Com dois anos de casados, decidimos que estava na hora. Ela procurou o ginecologista e explicou minha situação. Ele orientou que eu fizesse um teste de fertilidade. Aquilo mexeu muito comigo, me incomodou, criou um conflito interno, com a minha própria fé. Eu me questionei, porque se eu tinha fé que seria pai, por que ia fazer teste? Eu acreditava ou não que Deus ia me deixar ter um filho? Decidi não fazer o teste e, dois meses depois dela suspender o anticoncepcional, engravidou. Deus foi tão maravilhoso que nos abençoou com Davi, nosso grande milagre

Antes de saber que estava grávida de Alemão (como Douglas chama o filho), Daiana vomitava muito. Ela resolveu, então, realizar um exame de ultrassom que deu a notícia esperada. Ela falou à reportagem:

Eu vomitava demais, aí fiz exame de sangue e ultrassom. O médico mandou eu esperar e a confirmação veio. Foi uma alegria. Não imaginávamos que seria tão rápido

Douglas completou:

Eu estava muito convicto que seria pai, mas em alguns momentos era mais racional e dava medo. Lembrava do tumor toda hora, então não quis criar expectativa. Foi uma bênção

Davi (ou Alemão) nasceu perfeito e, hoje, aos três anos, mostra todo o carinho que tem pelo pai. O garoto pulou no colo de Douglas durante a entrevista e encheu o goleiro de beijos e abraços. Os olhos do goleiro brilham ao falar do filho:

Da mesma forma que Deus me curou, ele me permitiu ter um filho. Em todos os lugares que eu tenho oportunidade, digo que Davi é o meu maior milagre na vida

Cabeleireira apaixonada pelo que faz, Daiana atende em domicílio. Além de tratar os cabelos das mulheres, ela ainda dá um jeito no do marido. Ela diz que o seu desejo é fazer luzes em Douglas, mas o goleiro não gosta muito da ideia:

Eu já sou loiro, pô. Meu cabelo, depois da quimio, ficou fininho. Parece de criança. E ele cresce mais loiro na ponta

Daiana completa:

Ele não deixa, mas nem precisa. Já tem mecha natural (risos)
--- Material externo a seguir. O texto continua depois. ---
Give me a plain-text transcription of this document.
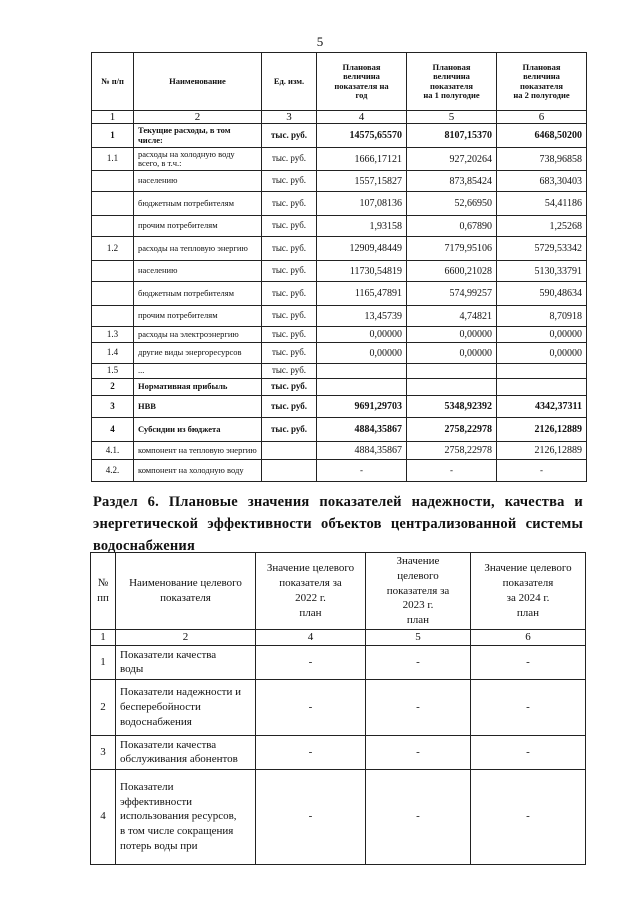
5
№ п/п	Наименование	Ед. изм.	Плановая
величина
показателя на
год	Плановая
величина
показателя
на 1 полугодие	Плановая
величина
показателя
на 2 полугодие

1	2	3	4	5	6
1	Текущие расходы, в том числе:	тыс. руб.	14575,65570	8107,15370	6468,50200
1.1	расходы на холодную воду всего, в т.ч.:	тыс. руб.	1666,17121	927,20264	738,96858
	населению	тыс. руб.	1557,15827	873,85424	683,30403
	бюджетным потребителям	тыс. руб.	107,08136	52,66950	54,41186
	прочим потребителям	тыс. руб.	1,93158	0,67890	1,25268
1.2	расходы на тепловую энергию	тыс. руб.	12909,48449	7179,95106	5729,53342
	населению	тыс. руб.	11730,54819	6600,21028	5130,33791
	бюджетным потребителям	тыс. руб.	1165,47891	574,99257	590,48634
	прочим потребителям	тыс. руб.	13,45739	4,74821	8,70918
1.3	расходы на электроэнергию	тыс. руб.	0,00000	0,00000	0,00000
1.4	другие виды энергоресурсов	тыс. руб.	0,00000	0,00000	0,00000
1.5	...	тыс. руб.			
2	Нормативная прибыль	тыс. руб.			
3	НВВ	тыс. руб.	9691,29703	5348,92392	4342,37311
4	Субсидии из бюджета	тыс. руб.	4884,35867	2758,22978	2126,12889
4.1.	компонент на тепловую энергию		4884,35867	2758,22978	2126,12889
4.2.	компонент на холодную воду		-	-	-
Раздел 6. Плановые значения показателей надежности, качества и энергетической эффективности объектов централизованной системы водоснабжения
№
пп	Наименование целевого
показателя	Значение целевого
показателя за
2022 г.
план	Значение
целевого
показателя за
2023 г.
план	Значение целевого
показателя
за 2024 г.
план

1	2	4	5	6
1	Показатели качества
воды	-	-	-
2	Показатели надежности и
бесперебойности
водоснабжения	-	-	-
3	Показатели качества
обслуживания абонентов	-	-	-
4	Показатели
эффективности
использования ресурсов,
в том числе сокращения
потерь воды при	-	-	-
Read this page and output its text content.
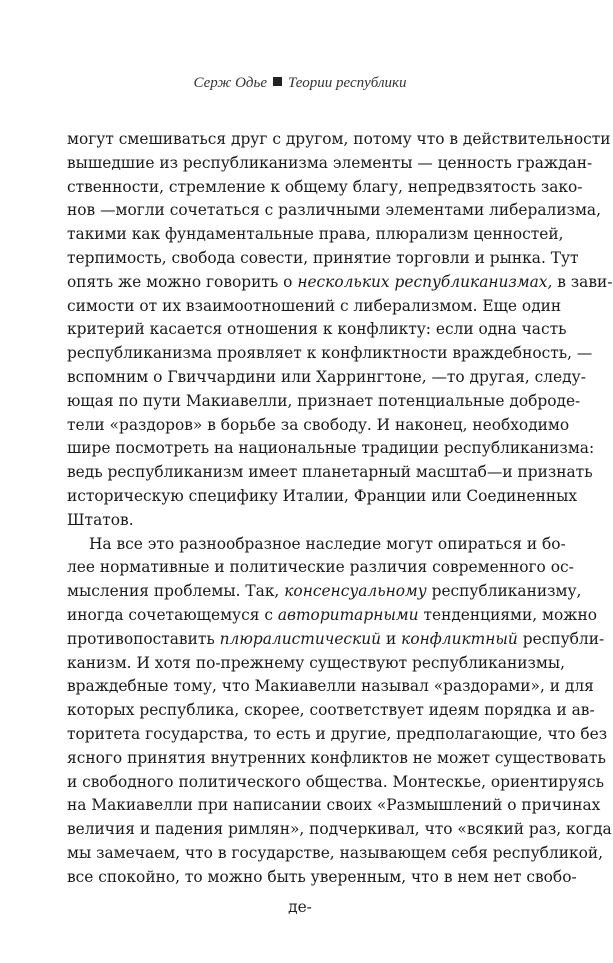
Серж Одье Теории республики
могут смешиваться друг с другом, потому что в действительности
вышедшие из республиканизма элементы — ценность граждан-
ственности, стремление к общему благу, непредвзятость зако-
нов —могли сочетаться с различными элементами либерализма,
такими как фундаментальные права, плюрализм ценностей,
терпимость, свобода совести, принятие торговли и рынка. Тут
опять же можно говорить о нескольких республиканизмах, в зави-
симости от их взаимоотношений с либерализмом. Еще один
критерий касается отношения к конфликту: если одна часть
республиканизма проявляет к конфликтности враждебность, —
вспомним о Гвиччардини или Харрингтоне, —то другая, следу-
ющая по пути Макиавелли, признает потенциальные добродe-
тели «раздоров» в борьбе за свободу. И наконец, необходимо
шире посмотреть на национальные традиции республиканизма:
ведь республиканизм имеет планетарный масштаб—и признать
историческую специфику Италии, Франции или Соединенных
Штатов.
На все это разнообразное наследие могут опираться и бо-
лее нормативные и политические различия современного ос-
мысления проблемы. Так, консенсуальному республиканизму,
иногда сочетающемуся с авторитарными тенденциями, можно
противопоставить плюралистический и конфликтный республи-
канизм. И хотя по-прежнему существуют республиканизмы,
враждебные тому, что Макиавелли называл «раздорами», и для
которых республика, скорее, соответствует идеям порядка и ав-
торитета государства, то есть и другие, предполагающие, что без
ясного принятия внутренних конфликтов не может существовать
и свободного политического общества. Монтескье, ориентируясь
на Макиавелли при написании своих «Размышлений о причинах
величия и падения римлян», подчеркивал, что «всякий раз, когда
мы замечаем, что в государстве, называющем себя республикой,
все спокойно, то можно быть уверенным, что в нем нет свобо-
де-
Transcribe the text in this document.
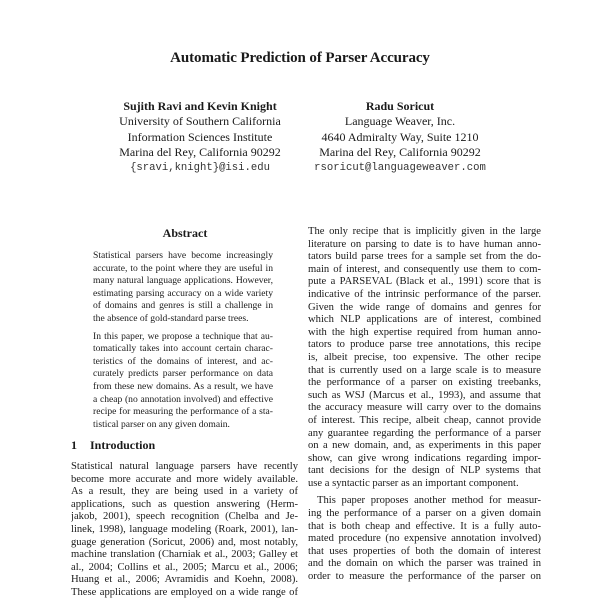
Automatic Prediction of Parser Accuracy
Sujith Ravi and Kevin Knight
University of Southern California
Information Sciences Institute
Marina del Rey, California 90292
{sravi,knight}@isi.edu
Radu Soricut
Language Weaver, Inc.
4640 Admiralty Way, Suite 1210
Marina del Rey, California 90292
rsoricut@languageweaver.com
Abstract
Statistical parsers have become increasingly
accurate, to the point where they are useful in
many natural language applications. However,
estimating parsing accuracy on a wide variety
of domains and genres is still a challenge in
the absence of gold-standard parse trees.
In this paper, we propose a technique that au-
tomatically takes into account certain charac-
teristics of the domains of interest, and ac-
curately predicts parser performance on data
from these new domains. As a result, we have
a cheap (no annotation involved) and effective
recipe for measuring the performance of a sta-
tistical parser on any given domain.
1 Introduction
Statistical natural language parsers have recently
become more accurate and more widely available.
As a result, they are being used in a variety of
applications, such as question answering (Herm-
jakob, 2001), speech recognition (Chelba and Je-
linek, 1998), language modeling (Roark, 2001), lan-
guage generation (Soricut, 2006) and, most notably,
machine translation (Charniak et al., 2003; Galley et
al., 2004; Collins et al., 2005; Marcu et al., 2006;
Huang et al., 2006; Avramidis and Koehn, 2008).
These applications are employed on a wide range of
The only recipe that is implicitly given in the large
literature on parsing to date is to have human anno-
tators build parse trees for a sample set from the do-
main of interest, and consequently use them to com-
pute a PARSEVAL (Black et al., 1991) score that is
indicative of the intrinsic performance of the parser.
Given the wide range of domains and genres for
which NLP applications are of interest, combined
with the high expertise required from human anno-
tators to produce parse tree annotations, this recipe
is, albeit precise, too expensive. The other recipe
that is currently used on a large scale is to measure
the performance of a parser on existing treebanks,
such as WSJ (Marcus et al., 1993), and assume that
the accuracy measure will carry over to the domains
of interest. This recipe, albeit cheap, cannot provide
any guarantee regarding the performance of a parser
on a new domain, and, as experiments in this paper
show, can give wrong indications regarding impor-
tant decisions for the design of NLP systems that
use a syntactic parser as an important component.
This paper proposes another method for measur-
ing the performance of a parser on a given domain
that is both cheap and effective. It is a fully auto-
mated procedure (no expensive annotation involved)
that uses properties of both the domain of interest
and the domain on which the parser was trained in
order to measure the performance of the parser on
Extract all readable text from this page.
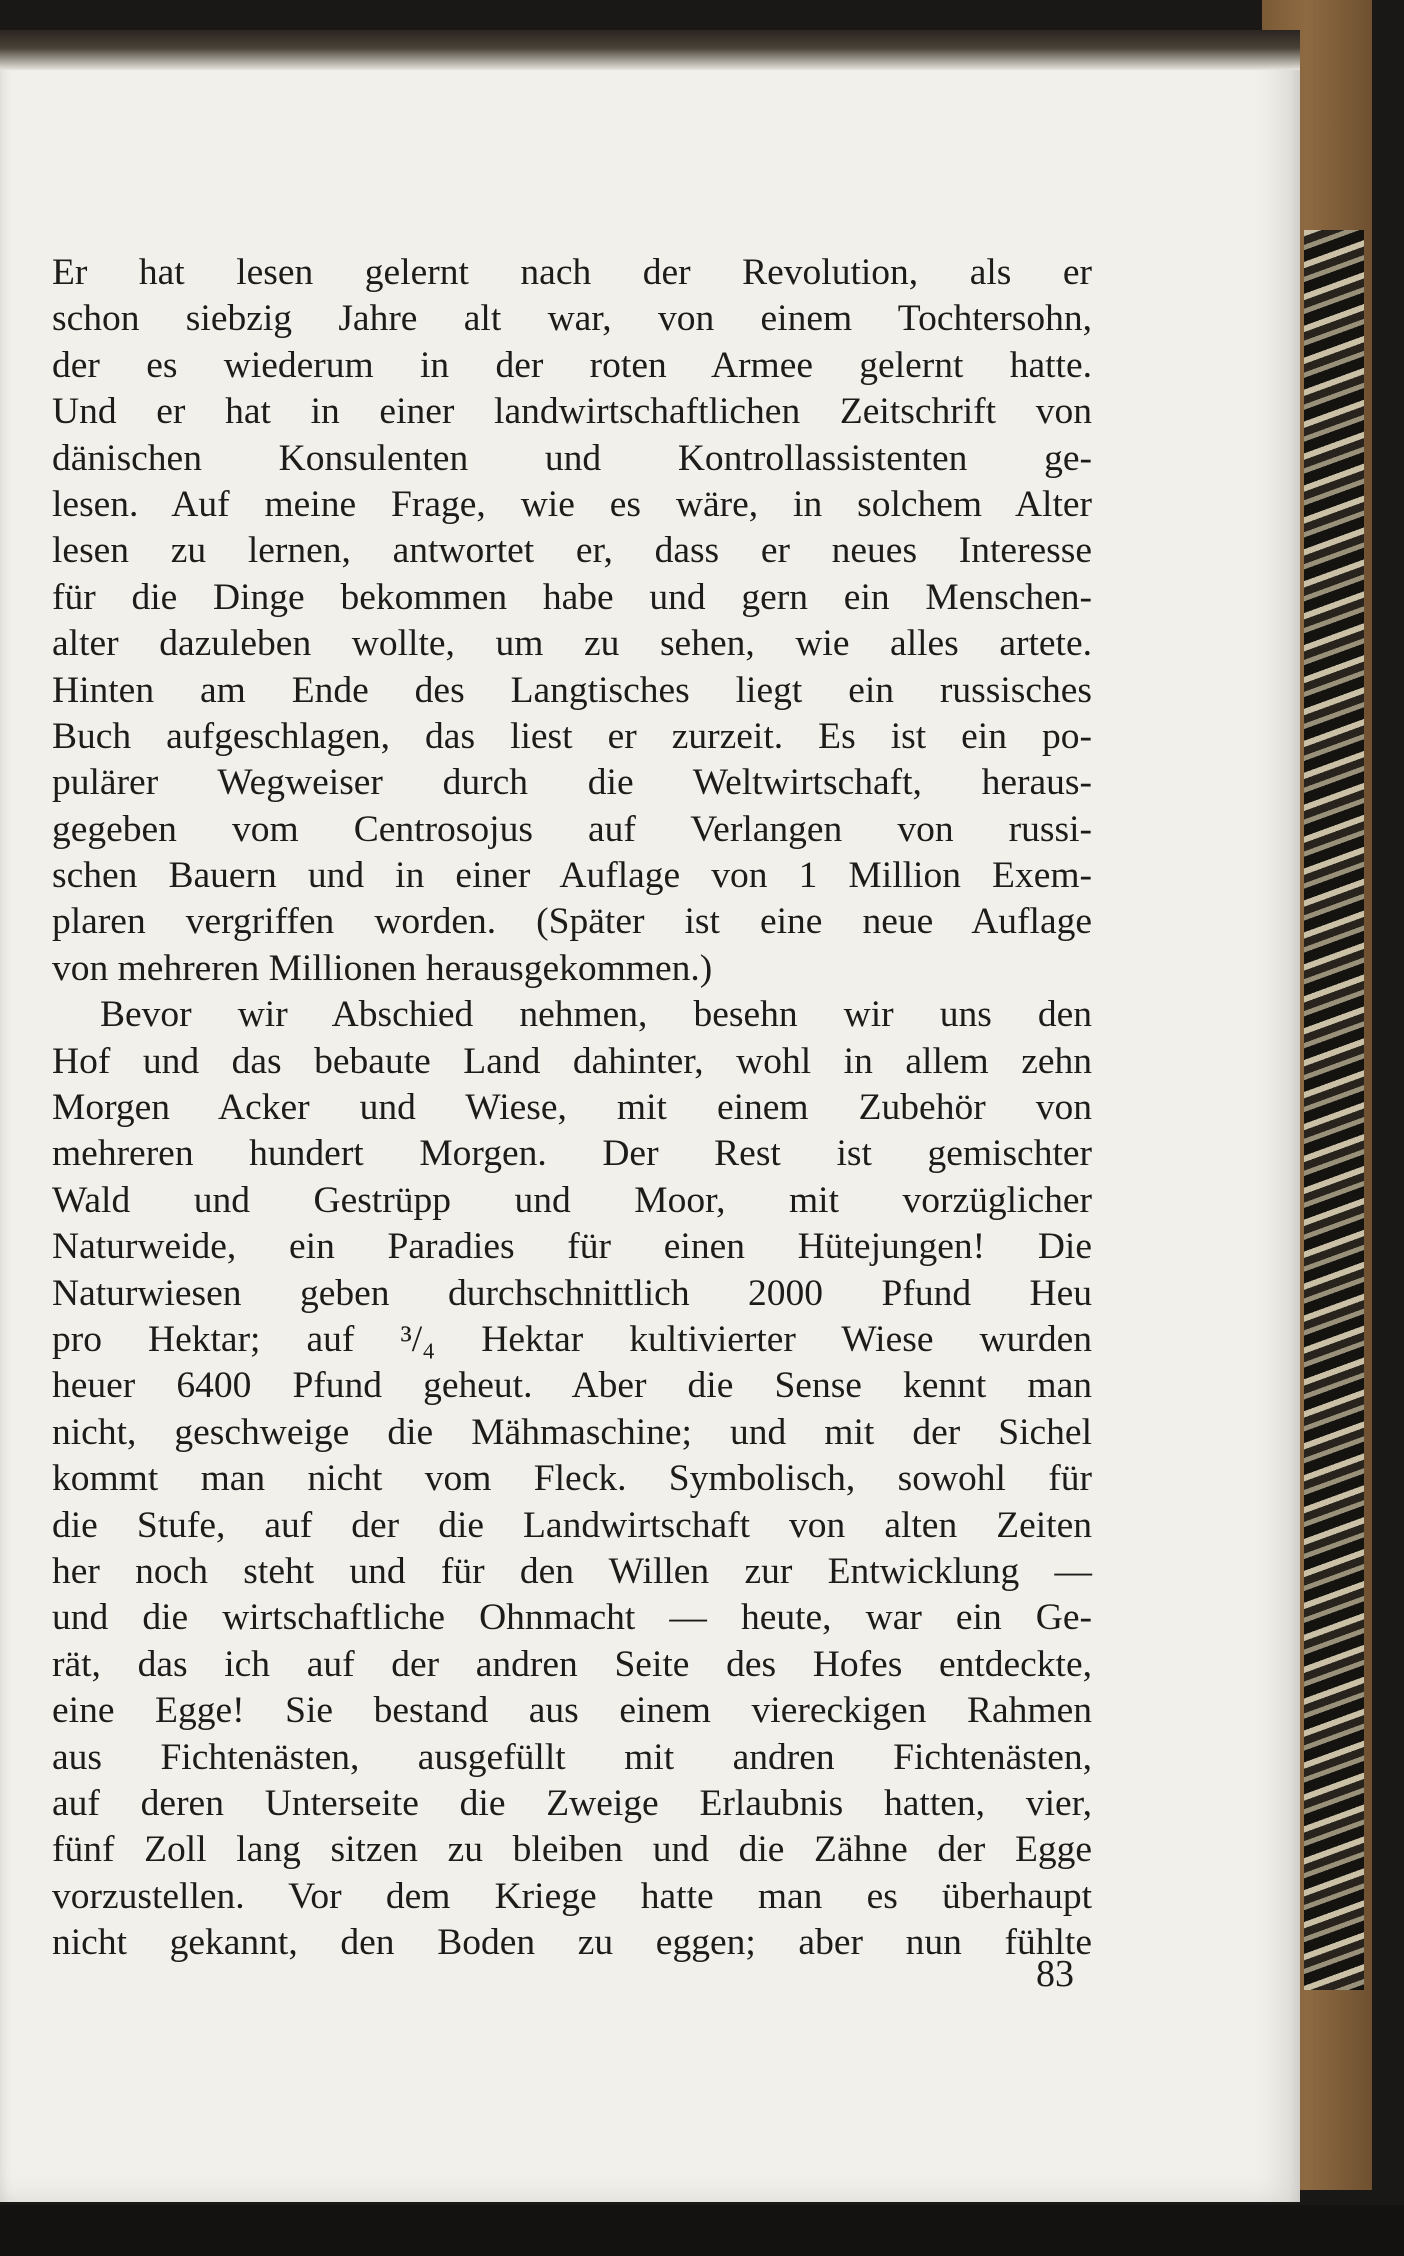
Er hat lesen gelernt nach der Revolution, als er
schon siebzig Jahre alt war, von einem Tochtersohn,
der es wiederum in der roten Armee gelernt hatte.
Und er hat in einer landwirtschaftlichen Zeitschrift von
dänischen Konsulenten und Kontrollassistenten ge-
lesen. Auf meine Frage, wie es wäre, in solchem Alter
lesen zu lernen, antwortet er, dass er neues Interesse
für die Dinge bekommen habe und gern ein Menschen-
alter dazuleben wollte, um zu sehen, wie alles artete.
Hinten am Ende des Langtisches liegt ein russisches
Buch aufgeschlagen, das liest er zurzeit. Es ist ein po-
pulärer Wegweiser durch die Weltwirtschaft, heraus-
gegeben vom Centrosojus auf Verlangen von russi-
schen Bauern und in einer Auflage von 1 Million Exem-
plaren vergriffen worden. (Später ist eine neue Auflage
von mehreren Millionen herausgekommen.)
Bevor wir Abschied nehmen, besehn wir uns den
Hof und das bebaute Land dahinter, wohl in allem zehn
Morgen Acker und Wiese, mit einem Zubehör von
mehreren hundert Morgen. Der Rest ist gemischter
Wald und Gestrüpp und Moor, mit vorzüglicher
Naturweide, ein Paradies für einen Hütejungen! Die
Naturwiesen geben durchschnittlich 2000 Pfund Heu
pro Hektar; auf ³/₄ Hektar kultivierter Wiese wurden
heuer 6400 Pfund geheut. Aber die Sense kennt man
nicht, geschweige die Mähmaschine; und mit der Sichel
kommt man nicht vom Fleck. Symbolisch, sowohl für
die Stufe, auf der die Landwirtschaft von alten Zeiten
her noch steht und für den Willen zur Entwicklung —
und die wirtschaftliche Ohnmacht — heute, war ein Ge-
rät, das ich auf der andren Seite des Hofes entdeckte,
eine Egge! Sie bestand aus einem viereckigen Rahmen
aus Fichtenästen, ausgefüllt mit andren Fichtenästen,
auf deren Unterseite die Zweige Erlaubnis hatten, vier,
fünf Zoll lang sitzen zu bleiben und die Zähne der Egge
vorzustellen. Vor dem Kriege hatte man es überhaupt
nicht gekannt, den Boden zu eggen; aber nun fühlte
83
Após o tumor, Douglas queria jogar e recomeçar a carreira. Quando uma chance apareceu, ele não pensou duas vezes e aceitou uma proposta do Irã.

Surgiu a oportunidade e eu não pensei duas vezes. Não conhecia nada de lá. Muita gente questionava. Falavam que era região de conflito, que tinha intolerância religiosa, e eu sendo cristão, seria difícil. Quando cheguei, encontrei um povo muito parecido com o nordestino. Eles são gentis, receptivos. Existe muito preconceito com o Irã, mas o futebol tem um poder muito grande de quebrar barreiras e preconceitos

O goleiro relembra o período que passou na equipe do Naft Abadan, entre 2009 e 2010:

Lembro que, quando cheguei, saiu no jornal que eu era cristão protestante. É um choque de cultura. Quem no Brasil falaria disso? Mas lá as pessoas me amavam. Abadã é uma cidade que tem uma ligação muito forte com o Brasil. É um lugar de história muito rica, foi onde teve a guerra Irã-Iraque, de 79, e lá é rico em petróleo. Difícil era falar, né? No começo eu só sabia duas palavras que eram tipo salame (salam), para dizer oi, e rubi (khubîd), para perguntar se estava tudo bem

O idioma do Irã é a língua persa, também conhecida como farsi.